As for any medication, be sure you are aware of:
• what you are taking; • why you are taking it;
• common side effects; and
• interactions with other prescription and non-prescription medications, food and alcohol.
Your doctor may suggest further tests to find out how seriously your arteries are affected and may also refer you to a heart specialist (cardiologist).
You may need:
- an electrocardiogram (ECG);
- an exercise stress test;
- nuclear medicine tests; or
- a coronary angiography.
Step 4: Exercise regularly
The more active you are the better for your heart health generally. But you don’t have to puff and sweat to benefit. Regular moderate physical activity, such as walking, brings the same benefits.
By exercising regularly and moderately, you will:
- feel more confident, happy and relaxed;
- control your weight better;
- have a healthier blood cholesterol level;
- have lower blood pressure; and
- have stronger bones (less chance of osteoporosis).
Try to enjoy 30 minutes of moderate physical activity (such as walking) on most days of the week.
You can accumulate your 30 minutes by taking 10 minutes three times each day.
It is the amount of energy you use when exercising that counts most – not how you use it up or how quickly.
Some tips for making exercise more enjoyable:
- Do activities you enjoy. Walking, gardening, cycling or swimming are all good forms of exercise.

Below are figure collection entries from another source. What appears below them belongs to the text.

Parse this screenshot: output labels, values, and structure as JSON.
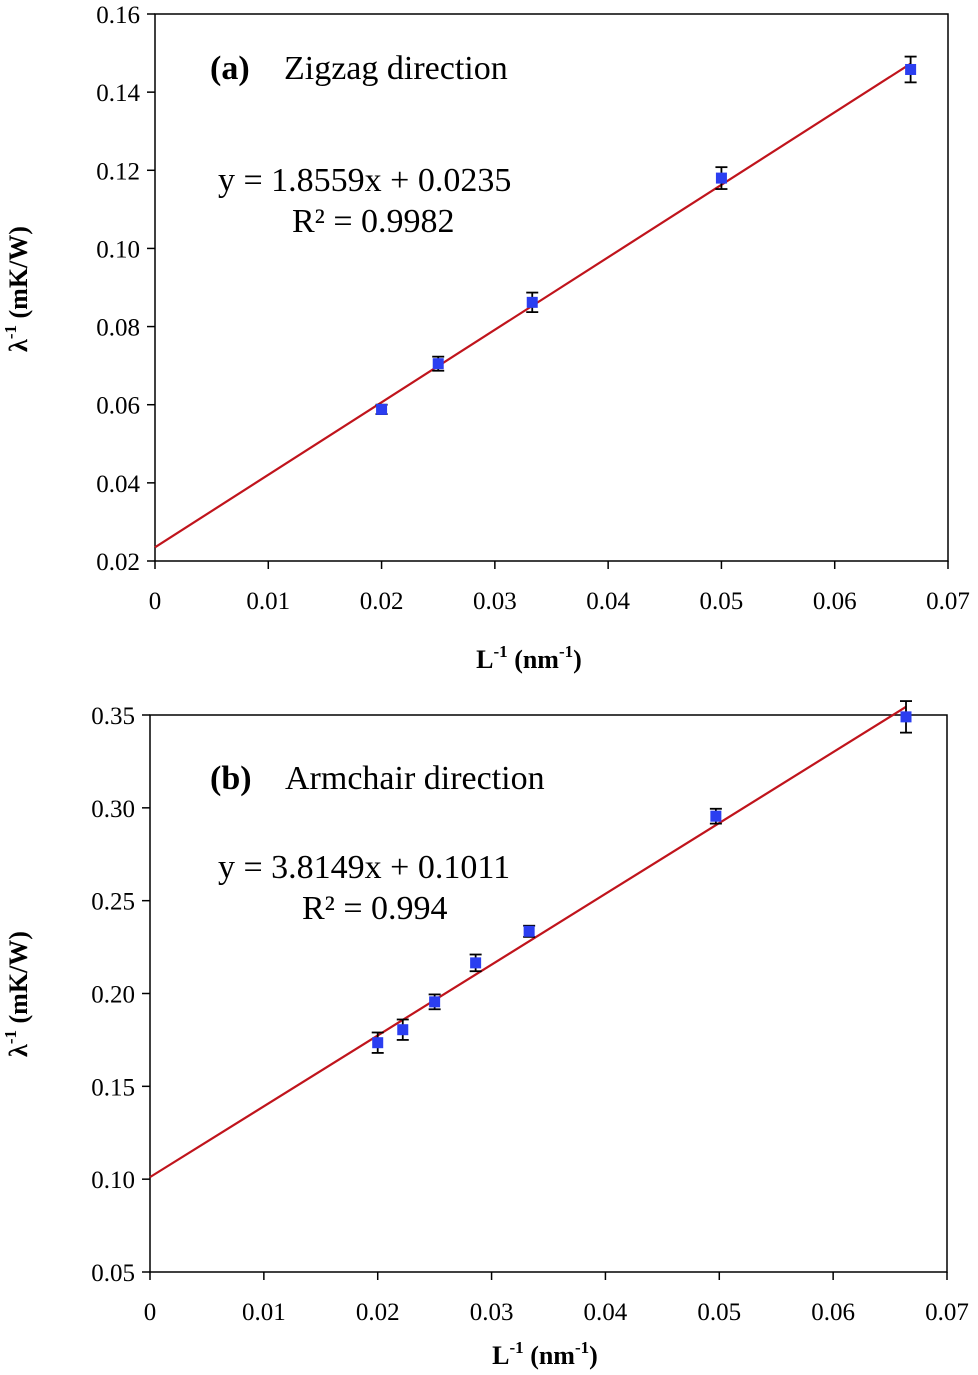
{
  "chart_data": [
    {
      "type": "scatter",
      "panel_label": "(a)",
      "title": "Zigzag direction",
      "xlabel": {
        "base": "L",
        "sup": "-1",
        "unit_open": " (nm",
        "unit_sup": "-1",
        "unit_close": ")"
      },
      "ylabel": {
        "base": "λ",
        "sup": "-1",
        "rest": " (mK/W)"
      },
      "xlim": [
        0,
        0.07
      ],
      "ylim": [
        0.02,
        0.16
      ],
      "xticks": [
        0,
        0.01,
        0.02,
        0.03,
        0.04,
        0.05,
        0.06,
        0.07
      ],
      "xtick_labels": [
        "0",
        "0.01",
        "0.02",
        "0.03",
        "0.04",
        "0.05",
        "0.06",
        "0.07"
      ],
      "yticks": [
        0.02,
        0.04,
        0.06,
        0.08,
        0.1,
        0.12,
        0.14,
        0.16
      ],
      "ytick_labels": [
        "0.02",
        "0.04",
        "0.06",
        "0.08",
        "0.10",
        "0.12",
        "0.14",
        "0.16"
      ],
      "grid": false,
      "series": [
        {
          "x": [
            0.02,
            0.025,
            0.0333,
            0.05,
            0.0667
          ],
          "y": [
            0.0588,
            0.0705,
            0.0862,
            0.118,
            0.1458
          ],
          "yerr": [
            0.0012,
            0.0018,
            0.0025,
            0.0028,
            0.0033
          ],
          "color": "#2b3ef0"
        }
      ],
      "trendline": {
        "slope": 1.8559,
        "intercept": 0.0235,
        "x_range": [
          0,
          0.0667
        ],
        "color": "#c0141c",
        "equation": "y = 1.8559x + 0.0235",
        "r2": "R² = 0.9982"
      }
    },
    {
      "type": "scatter",
      "panel_label": "(b)",
      "title": "Armchair direction",
      "xlabel": {
        "base": "L",
        "sup": "-1",
        "unit_open": " (nm",
        "unit_sup": "-1",
        "unit_close": ")"
      },
      "ylabel": {
        "base": "λ",
        "sup": "-1",
        "rest": " (mK/W)"
      },
      "xlim": [
        0,
        0.07
      ],
      "ylim": [
        0.05,
        0.35
      ],
      "xticks": [
        0,
        0.01,
        0.02,
        0.03,
        0.04,
        0.05,
        0.06,
        0.07
      ],
      "xtick_labels": [
        "0",
        "0.01",
        "0.02",
        "0.03",
        "0.04",
        "0.05",
        "0.06",
        "0.07"
      ],
      "yticks": [
        0.05,
        0.1,
        0.15,
        0.2,
        0.25,
        0.3,
        0.35
      ],
      "ytick_labels": [
        "0.05",
        "0.10",
        "0.15",
        "0.20",
        "0.25",
        "0.30",
        "0.35"
      ],
      "grid": false,
      "series": [
        {
          "x": [
            0.02,
            0.0222,
            0.025,
            0.0286,
            0.0333,
            0.0497,
            0.0664
          ],
          "y": [
            0.1735,
            0.1805,
            0.1955,
            0.2165,
            0.2335,
            0.2955,
            0.349
          ],
          "yerr": [
            0.0055,
            0.0055,
            0.004,
            0.0045,
            0.003,
            0.004,
            0.0085
          ],
          "color": "#2b3ef0"
        }
      ],
      "trendline": {
        "slope": 3.8149,
        "intercept": 0.1011,
        "x_range": [
          0,
          0.0664
        ],
        "color": "#c0141c",
        "equation": "y = 3.8149x + 0.1011",
        "r2": "R² = 0.994"
      }
    }
  ]
}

- Try to make exercise part of your day.
- Start at a low level and build up slowly over time.
- Don’t overdo it.
- Choose suitable clothing and footwear.
- Exercise with a friend (human or animal).
Do NOT exercise:
- if the weather is very hot, humid or cold;
- straight after meals or alcohol; or
- if you don’t feel well.
See your doctor first if:
you’re a man over the age of 35 or a woman over 45 and:
- you smoke;
- have high blood pressure;
- have high cholesterol;
- are very overweight;
- exercise causes pain in your chest;
- moderate exercise makes you very breathless; or
- you think you have heart disease
- you have been inactive and want to begin vigorous exercise.
Step 5: Know your family history
If you have a family history of cardiovascular disease, discuss this with your doctor.